Un día, alguien trajo un regalo nuevo. Una libreta algo pequeña pero hermosa. Quise sentir envidia, pero la felicidad en la dependienta, que ahora sabía se llamaba Lucy, me lo impidió. La libreta se presentó y pronto ella, el oso y yo, fuimos buenos amigos.

Los dos meses siguientes Lucy se mostró feliz, aunque débil. Tomaba la libreta todos los días y escribía en ella. Cuando se acercaba el final, su esposo tomó una foto de ellos dos con nosotros tres al frente. Éramos dichosos, todos sentíamos que habíamos hallado nuestro hogar. Lucy puso la foto en la primera página de Libreta, y luego me tomó entre sus manos y me utilizó para proteger las pastas de Libreta y su lomo. El resto lo pegó un pedacito por hoja, haciéndolo siempre con sumo cuidado, haciéndome sentir el más importante de todos los papeles. Los papeles presidenciales debían envidiarme en ese momento.

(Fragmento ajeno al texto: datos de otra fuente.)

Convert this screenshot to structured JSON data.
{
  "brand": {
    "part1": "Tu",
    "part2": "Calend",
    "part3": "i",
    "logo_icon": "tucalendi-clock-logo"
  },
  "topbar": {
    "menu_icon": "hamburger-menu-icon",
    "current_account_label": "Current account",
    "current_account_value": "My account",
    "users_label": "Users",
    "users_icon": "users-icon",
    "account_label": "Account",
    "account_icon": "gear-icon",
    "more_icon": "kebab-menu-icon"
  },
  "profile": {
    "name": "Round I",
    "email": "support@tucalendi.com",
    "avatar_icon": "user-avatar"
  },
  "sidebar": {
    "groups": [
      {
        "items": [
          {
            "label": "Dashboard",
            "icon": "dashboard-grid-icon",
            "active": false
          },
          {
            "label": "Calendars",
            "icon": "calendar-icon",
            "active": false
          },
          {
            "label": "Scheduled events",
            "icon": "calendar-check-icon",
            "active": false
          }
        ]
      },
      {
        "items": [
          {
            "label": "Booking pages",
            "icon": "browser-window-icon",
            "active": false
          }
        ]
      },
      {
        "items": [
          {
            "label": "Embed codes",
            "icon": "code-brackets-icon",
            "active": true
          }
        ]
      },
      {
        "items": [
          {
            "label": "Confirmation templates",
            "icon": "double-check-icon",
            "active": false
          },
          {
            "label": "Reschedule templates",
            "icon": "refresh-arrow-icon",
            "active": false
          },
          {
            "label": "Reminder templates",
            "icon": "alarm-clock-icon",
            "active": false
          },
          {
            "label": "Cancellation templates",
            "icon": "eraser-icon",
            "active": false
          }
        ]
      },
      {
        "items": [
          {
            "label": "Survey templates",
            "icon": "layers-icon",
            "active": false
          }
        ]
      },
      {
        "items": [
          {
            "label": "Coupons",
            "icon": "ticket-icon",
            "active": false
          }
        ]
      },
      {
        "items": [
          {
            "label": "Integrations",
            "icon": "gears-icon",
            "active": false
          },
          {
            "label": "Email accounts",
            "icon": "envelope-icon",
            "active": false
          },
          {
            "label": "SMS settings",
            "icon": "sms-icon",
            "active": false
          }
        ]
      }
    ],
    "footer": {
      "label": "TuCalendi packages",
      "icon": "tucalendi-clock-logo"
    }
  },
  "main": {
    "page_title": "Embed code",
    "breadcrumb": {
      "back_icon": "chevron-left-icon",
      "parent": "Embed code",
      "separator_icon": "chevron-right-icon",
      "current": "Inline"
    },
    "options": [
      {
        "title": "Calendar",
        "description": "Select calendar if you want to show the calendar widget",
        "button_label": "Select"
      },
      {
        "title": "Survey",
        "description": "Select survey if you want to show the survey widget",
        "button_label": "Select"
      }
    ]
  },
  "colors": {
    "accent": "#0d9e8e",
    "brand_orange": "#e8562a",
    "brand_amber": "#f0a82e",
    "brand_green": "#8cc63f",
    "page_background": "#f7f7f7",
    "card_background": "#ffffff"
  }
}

Fue así como me enteré de todos los secretos de Lucy, que ahora eran míos y de Libreta. Luego decidimos compartirlos con el oso. Los tres conocimos todo, hasta descubrir que existía Cáncer. Odiamos a Cáncer, al descubrir que era él quien acababa con la vida de Lucy. El dolor nos atenazaba igual que a ella, ahora que sabíamos porqué lloraba en silencio cuando creía que nadie la veía.

El último día de su vida, sus familiares vinieron a verla. Ella con amor nos tomó entre sus brazos y nos depositó en las manitas de su nieta, una hermosa niña de nombre Linda. La nena nos estrujó y nos hizo sentir amados nuevamente, aunque las lágrimas corrieran por sus mejillas. Le pidió que nos cuidara, que leyera a Libreta y que cuidara de mi, el papel más hermoso que alguna vez vería.

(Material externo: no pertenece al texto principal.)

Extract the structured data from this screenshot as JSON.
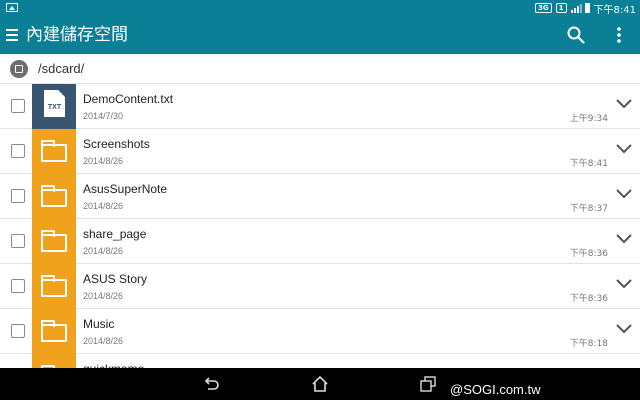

Luego besó a su esposo y la habitación quedó un segundo en silencio mientras exhalaba su último aliento. Nosotros lloramos y nos dolimos, acompañamos a todos sus seres queridos en ese momento de pena.

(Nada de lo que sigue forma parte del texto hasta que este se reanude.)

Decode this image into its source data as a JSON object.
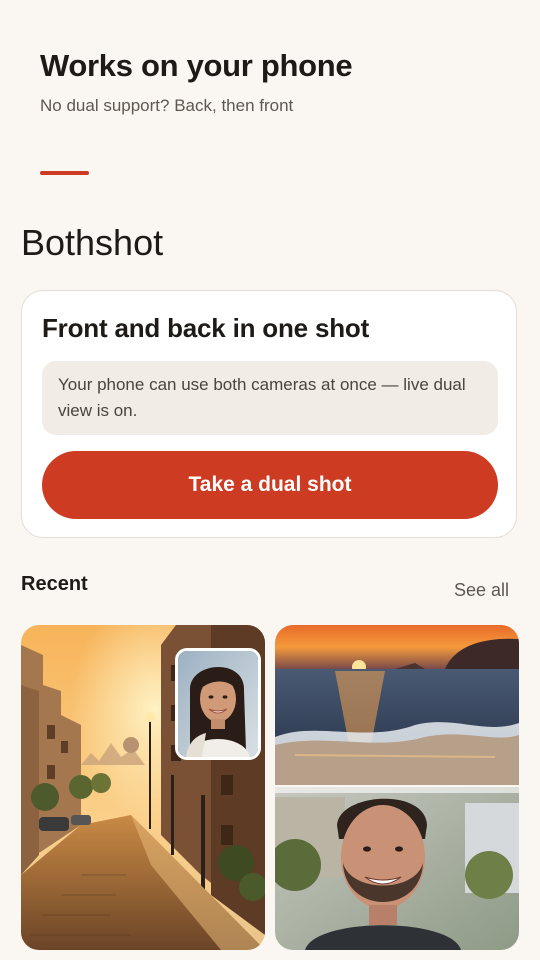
{
  "header": {
    "title": "Works on your phone",
    "subtitle": "No dual support? Back, then front"
  },
  "app": {
    "name": "Bothshot"
  },
  "dual_card": {
    "title": "Front and back in one shot",
    "status_message": "Your phone can use both cameras at once — live dual view is on.",
    "button_label": "Take a dual shot"
  },
  "recent": {
    "title": "Recent",
    "see_all_label": "See all",
    "items": [
      {
        "description": "street-sunset-with-selfie-inset"
      },
      {
        "description": "beach-sunset-over-selfie"
      }
    ]
  },
  "colors": {
    "accent": "#cc3b22",
    "background": "#faf6f1",
    "card": "#ffffff",
    "status_box": "#f1ece6"
  }
}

Nos alejamos en los brazos de Linda y nunca volvimos a la soledad del hospital.

Junto a linda vivimos las más grandes aventuras, como sólo una niña puede imaginar, y con ella pudimos formar parte del universo, pues para ella no sólo éramos objetos, sino los mejores objetos. Los más importantes de su vida.

Años después el oso se separó de nosotros, pues fue encargado su cuidado a la hija de Linda. Ella nos conservó muchos años, y un día, cuando era grande y su hija tenía la edad suficiente, también nosotros fuimos obsequiados con su cuidado.

Ahora no se lo que fue del señor oso, pero de mi puedo decir que soy feliz, y Libreta opina lo mismo. Hemos acompañado a la familia de Lucy por varias generaciones, llevando el mensaje que Lucy depositó en nosotros a todos sus seres amados, incluso a los que nunca conoció o que nunca la conocieron.
Por eso al final de esta historia, que sin embargo no acabará en mucho tiempo, no me sentiré ya sólo un trozo de papel. Habré sido amor, dolor, tristeza, felicidad, encanto, esperanza, fraternidad, sueños, compañerismo, aventura, juego, imaginación. Habré sido eso y muchas cosas más. Y cuando ya no sirva más, y los anticuarios no puedan restaurarme como lo han hecho siempre, podré irme feliz, llevando al cielo de los objetos todos esos presentes, y quizá desde ahí pueda ver ese cielo donde está mi Lucy, mi Linda y todas esas personas que he amado.